Teachers, most often are overworked and underpaid. I’ve been helping a teacher in my school once a week since last school year, and she and I have had some good heart to hearts in the process. Last year she told me she averaged out her salary and realized she’s making about $40 pesos a day. That’s just over ONE American dollar. It’s criminal.
With teachers clearly not being paid sufficiently and never getting the recognition they deserve from the government or other community members, they are often unmotivated and to be frank, lazy. The kids are supposed to have a solid four hours of school a day (which obviously isn’t much), but usually that involves two recesses that are only supposed to last 15-minutes, but are never under half an hour and often turn into an entire hour. This means on average, I would say confidently that the average La Caya student spends about 2.5 hours a day in a classroom, attempting to learn.
And what are the kids doing when they are in the classroom? Having interactive discussions with each other and the teacher? Reading new and difficult literature? Engaging in science experiments that teach them about the world around them? Nope. They are copying things off the board. It’s one reason why kids can write but can’t read. They have been programmed from day one to just sit and copy. Kids come into the center and their homework is to literally COPY two or more pages, word for word from their text books.
In training, Peace Corps called it the “bucket system.” You put information into the bucket and it’s supposed to collect and amount to something. But it never does. It’s like putting sand in a bucket. Unless you make a castle out of it, the sand will always just remain in the bucket as sand.
Often I find myself thinking about my public education history compared to all the kids in the DR. I think about my high school or any typical high school in America. My own high school, Galena, with its nearly official size soccer field (x2), separate baseball and softball fields with lights, a regulation size football field with a track around it, two indoor basketball courts, a theater, indoor and outdoor eating facilities and that doesn’t even include the staff and the fact that the teachers went to an accredited university to actually become teachers.

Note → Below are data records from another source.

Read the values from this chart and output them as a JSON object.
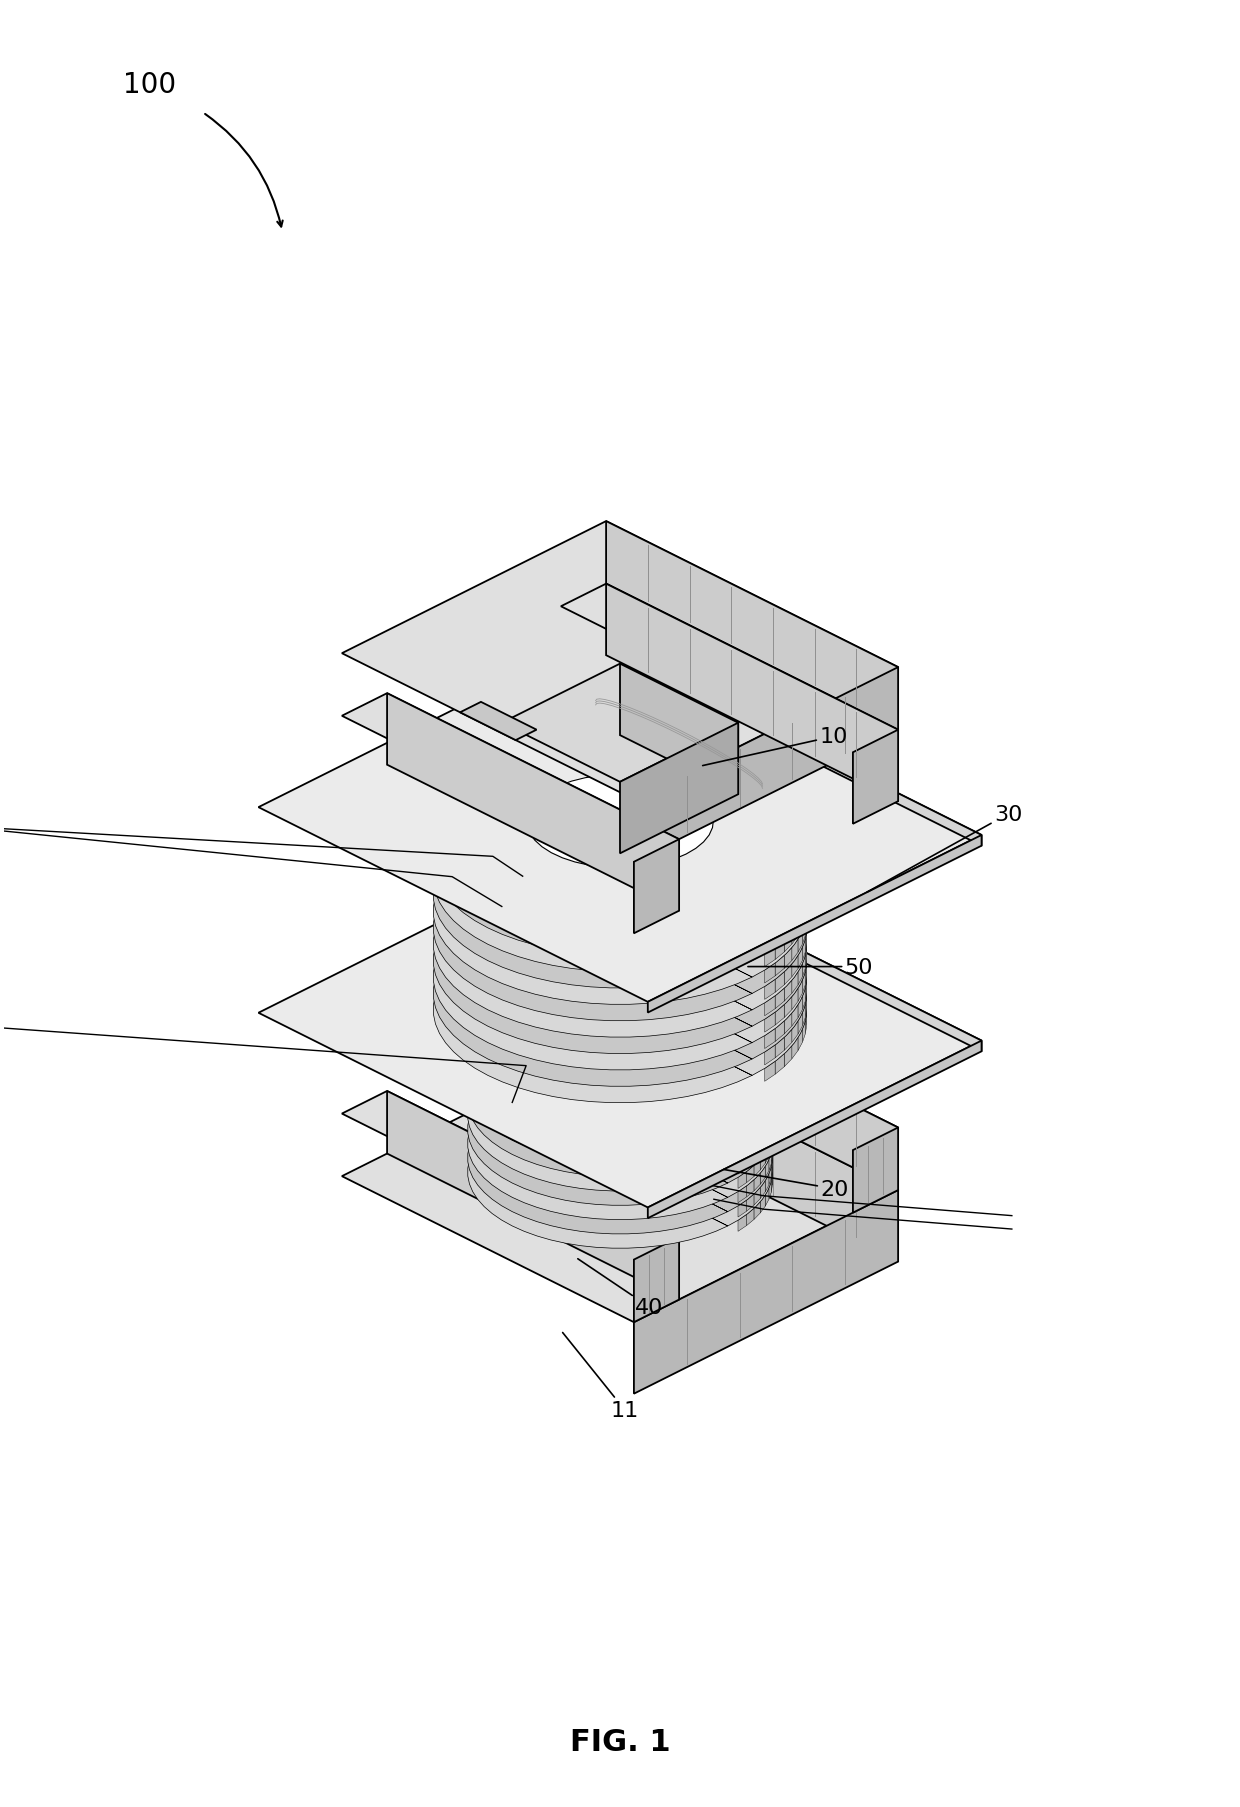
{
  "title": "FIG. 1",
  "title_fontsize": 22,
  "title_fontweight": "bold",
  "background_color": "#ffffff",
  "label_100": "100",
  "label_10": "10",
  "label_11": "11",
  "label_20": "20",
  "label_30": "30",
  "label_40": "40",
  "label_50": "50",
  "line_color": "#000000",
  "face_white": "#ffffff",
  "face_light": "#f0f0f0",
  "face_mid": "#d8d8d8",
  "face_dark": "#b8b8b8",
  "face_darker": "#a0a0a0",
  "coil_light": "#e8e8e8",
  "coil_mid": "#d0d0d0",
  "coil_dark": "#b0b0b0",
  "label_fontsize": 16,
  "lw_main": 1.3,
  "lw_hatch": 0.7
}
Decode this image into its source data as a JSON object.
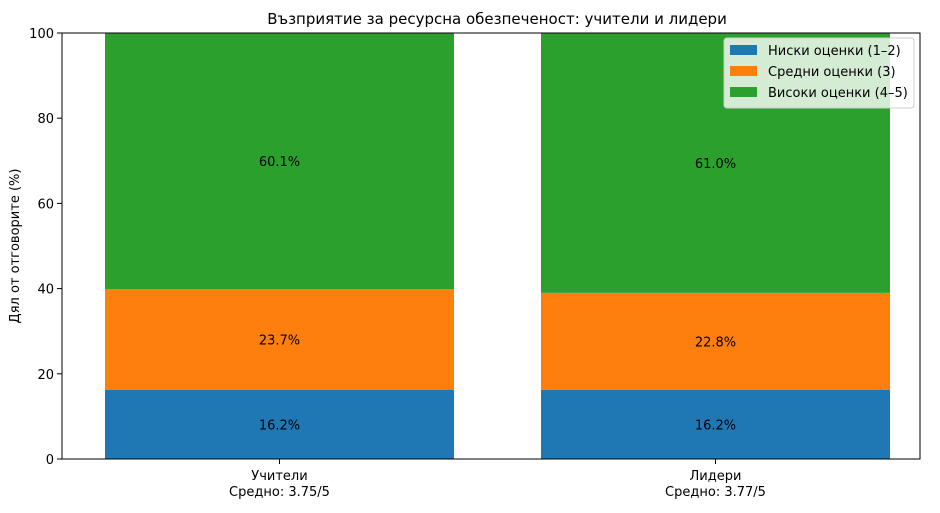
{
  "chart_data": {
    "type": "bar",
    "stacked": true,
    "title": "Възприятие за ресурсна обезпеченост: учители и лидери",
    "ylabel": "Дял от отговорите (%)",
    "xlabel": "",
    "ylim": [
      0,
      100
    ],
    "yticks": [
      "0",
      "20",
      "40",
      "60",
      "80",
      "100"
    ],
    "categories": [
      "Учители",
      "Лидери"
    ],
    "category_sublabels": [
      "Средно: 3.75/5",
      "Средно: 3.77/5"
    ],
    "series": [
      {
        "name": "Ниски оценки (1–2)",
        "values": [
          16.2,
          16.2
        ],
        "labels": [
          "16.2%",
          "16.2%"
        ],
        "color": "#1f77b4"
      },
      {
        "name": "Средни оценки (3)",
        "values": [
          23.7,
          22.8
        ],
        "labels": [
          "23.7%",
          "22.8%"
        ],
        "color": "#ff7f0e"
      },
      {
        "name": "Високи оценки (4–5)",
        "values": [
          60.1,
          61.0
        ],
        "labels": [
          "60.1%",
          "61.0%"
        ],
        "color": "#2ca02c"
      }
    ],
    "legend": "top-right",
    "grid": false
  }
}
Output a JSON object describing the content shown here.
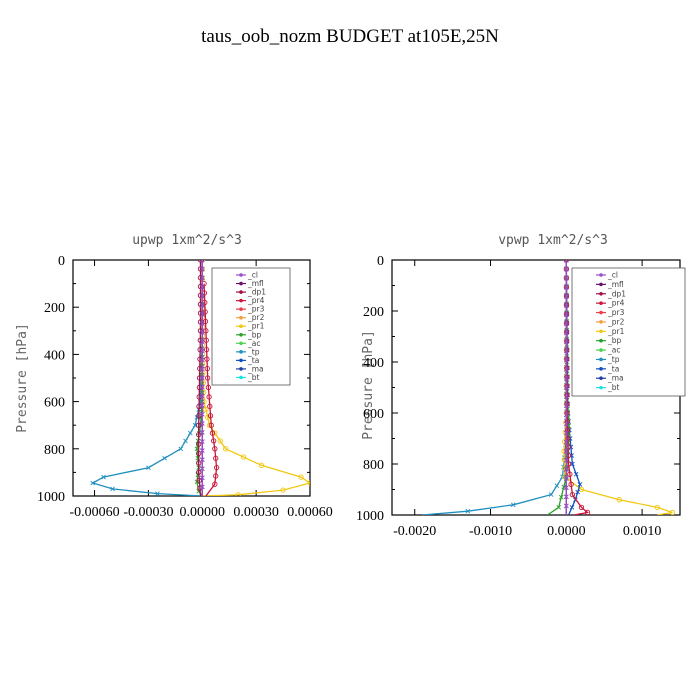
{
  "title": "taus_oob_nozm  BUDGET at105E,25N",
  "legend_items": [
    {
      "label": "_cl",
      "color": "#9a4fc8"
    },
    {
      "label": "_mfl",
      "color": "#6a0f6a"
    },
    {
      "label": "_dp1",
      "color": "#a0104a"
    },
    {
      "label": "_pr4",
      "color": "#c8163a"
    },
    {
      "label": "_pr3",
      "color": "#e8404a"
    },
    {
      "label": "_pr2",
      "color": "#f0a040"
    },
    {
      "label": "_pr1",
      "color": "#f2c814"
    },
    {
      "label": "_bp",
      "color": "#2aa02a"
    },
    {
      "label": "_ac",
      "color": "#50d050"
    },
    {
      "label": "_tp",
      "color": "#1f8fbf"
    },
    {
      "label": "_ta",
      "color": "#1050c0"
    },
    {
      "label": "_ma",
      "color": "#2040a0"
    },
    {
      "label": "_bt",
      "color": "#20e0e0"
    }
  ],
  "chart_data": [
    {
      "type": "line",
      "title": "upwp  1xm^2/s^3",
      "xlabel": "",
      "ylabel": "Pressure [hPa]",
      "xlim": [
        -0.00072,
        0.0006
      ],
      "ylim": [
        1000,
        0
      ],
      "xticks": [
        "-0.00060",
        "-0.00030",
        "0.00000",
        "0.00030",
        "0.00060"
      ],
      "xtick_values": [
        -0.0006,
        -0.0003,
        0.0,
        0.0003,
        0.0006
      ],
      "yticks": [
        "0",
        "200",
        "400",
        "600",
        "800",
        "1000"
      ],
      "ytick_values": [
        0,
        200,
        400,
        600,
        800,
        1000
      ],
      "legend_position": "top-right",
      "series": [
        {
          "name": "_tp",
          "color": "#1f8fbf",
          "marker": "x",
          "points": [
            [
              0,
              0
            ],
            [
              0,
              300
            ],
            [
              -1e-05,
              600
            ],
            [
              -4e-05,
              700
            ],
            [
              -0.00012,
              800
            ],
            [
              -0.0003,
              880
            ],
            [
              -0.00055,
              920
            ],
            [
              -0.00061,
              945
            ],
            [
              -0.0005,
              970
            ],
            [
              -0.00025,
              990
            ],
            [
              0,
              1000
            ]
          ]
        },
        {
          "name": "_pr1",
          "color": "#f2c814",
          "marker": "o",
          "points": [
            [
              0,
              0
            ],
            [
              0,
              400
            ],
            [
              1e-05,
              600
            ],
            [
              4e-05,
              700
            ],
            [
              0.00013,
              800
            ],
            [
              0.00033,
              870
            ],
            [
              0.00055,
              920
            ],
            [
              0.0006,
              945
            ],
            [
              0.00045,
              975
            ],
            [
              0.0002,
              995
            ],
            [
              0,
              1000
            ]
          ]
        },
        {
          "name": "_bp",
          "color": "#2aa02a",
          "marker": "x",
          "points": [
            [
              0,
              0
            ],
            [
              0,
              600
            ],
            [
              -1e-05,
              700
            ],
            [
              -3e-05,
              800
            ],
            [
              -2e-05,
              880
            ],
            [
              -3e-05,
              940
            ],
            [
              -2e-05,
              980
            ],
            [
              0,
              1000
            ]
          ]
        },
        {
          "name": "_pr4",
          "color": "#c8163a",
          "marker": "o",
          "points": [
            [
              1e-05,
              100
            ],
            [
              2e-05,
              300
            ],
            [
              3e-05,
              500
            ],
            [
              5e-05,
              700
            ],
            [
              7e-05,
              800
            ],
            [
              8e-05,
              880
            ],
            [
              7e-05,
              950
            ],
            [
              2e-05,
              1000
            ]
          ]
        },
        {
          "name": "_dp1",
          "color": "#a0104a",
          "marker": "o",
          "points": [
            [
              -1e-05,
              0
            ],
            [
              -1e-05,
              300
            ],
            [
              -2e-05,
              700
            ],
            [
              -2e-05,
              900
            ],
            [
              -1e-05,
              1000
            ]
          ]
        },
        {
          "name": "_mfl",
          "color": "#6a0f6a",
          "marker": "x",
          "points": [
            [
              0,
              0
            ],
            [
              0,
              1000
            ]
          ]
        },
        {
          "name": "_cl",
          "color": "#9a4fc8",
          "marker": "x",
          "points": [
            [
              0,
              0
            ],
            [
              0,
              1000
            ]
          ]
        }
      ]
    },
    {
      "type": "line",
      "title": "vpwp  1xm^2/s^3",
      "xlabel": "",
      "ylabel": "Pressure [hPa]",
      "xlim": [
        -0.0023,
        0.0015
      ],
      "ylim": [
        1000,
        0
      ],
      "xticks": [
        "-0.0020",
        "-0.0010",
        "0.0000",
        "0.0010"
      ],
      "xtick_values": [
        -0.002,
        -0.001,
        0.0,
        0.001
      ],
      "yticks": [
        "0",
        "200",
        "400",
        "600",
        "800",
        "1000"
      ],
      "ytick_values": [
        0,
        200,
        400,
        600,
        800,
        1000
      ],
      "legend_position": "top-right",
      "series": [
        {
          "name": "_tp",
          "color": "#1f8fbf",
          "marker": "x",
          "points": [
            [
              0,
              0
            ],
            [
              0,
              700
            ],
            [
              -5e-05,
              850
            ],
            [
              -0.0002,
              920
            ],
            [
              -0.0007,
              960
            ],
            [
              -0.0013,
              985
            ],
            [
              -0.0019,
              1000
            ]
          ]
        },
        {
          "name": "_pr1",
          "color": "#f2c814",
          "marker": "o",
          "points": [
            [
              0,
              0
            ],
            [
              0,
              600
            ],
            [
              -3e-05,
              750
            ],
            [
              -2e-05,
              850
            ],
            [
              0.0002,
              900
            ],
            [
              0.0007,
              940
            ],
            [
              0.0012,
              970
            ],
            [
              0.0014,
              990
            ],
            [
              0.0012,
              1000
            ]
          ]
        },
        {
          "name": "_ta",
          "color": "#1050c0",
          "marker": "x",
          "points": [
            [
              0,
              0
            ],
            [
              2e-05,
              600
            ],
            [
              8e-05,
              800
            ],
            [
              0.00018,
              880
            ],
            [
              0.00012,
              940
            ],
            [
              3e-05,
              1000
            ]
          ]
        },
        {
          "name": "_bp",
          "color": "#2aa02a",
          "marker": "x",
          "points": [
            [
              0,
              0
            ],
            [
              1e-05,
              550
            ],
            [
              3e-05,
              650
            ],
            [
              2e-05,
              750
            ],
            [
              0,
              850
            ],
            [
              -0.0001,
              970
            ],
            [
              -0.00025,
              1000
            ]
          ]
        },
        {
          "name": "_pr4",
          "color": "#c8163a",
          "marker": "o",
          "points": [
            [
              0,
              0
            ],
            [
              1e-05,
              600
            ],
            [
              3e-05,
              800
            ],
            [
              8e-05,
              920
            ],
            [
              0.0002,
              970
            ],
            [
              0.00028,
              990
            ],
            [
              0.0001,
              1000
            ]
          ]
        },
        {
          "name": "_mfl",
          "color": "#6a0f6a",
          "marker": "x",
          "points": [
            [
              0,
              0
            ],
            [
              0,
              1000
            ]
          ]
        },
        {
          "name": "_cl",
          "color": "#9a4fc8",
          "marker": "x",
          "points": [
            [
              0,
              0
            ],
            [
              0,
              1000
            ]
          ]
        }
      ]
    }
  ]
}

I daydream about being able to magically teleport the kids from here to a school in America. They would be downright amazed by the luxuries of a typical classroom in the states. To be honest, they would probably be even more impressed with the bathrooms – running water that actually flushes the toilets leaving them clean and not making the entire compound smell like a latrine.
The teacher I’ve been working with at the school is one of those God sends I previously mentioned. She asked me to stop by her classroom today to show me a mural she’s working on. Outside of her classroom, she painted a giant tree (much like the one in my library) with grass, butterflies, caterpillars and other things to spur the imagination. I was so impressed she took this initiative on her own and did something to liven up the dull peachiness (of course she paid for the paint, paint brushes and all materials for the mural herself). She truly is a God send because she believes in her kids and goes above and beyond her duty to teach and encourage them the best she knows how.
More than a year-and-a-half into my service and everyday there are situations that humble me. As I pray for rain to cancel my English classes, the good teacher’s of this island, like my friend, are spending their own money to encourage kids that learning is the best thing they could ever do for themselves. Education - knowledge, knowing and retaining information - is after all, the one thing in life no one can ever take away from you.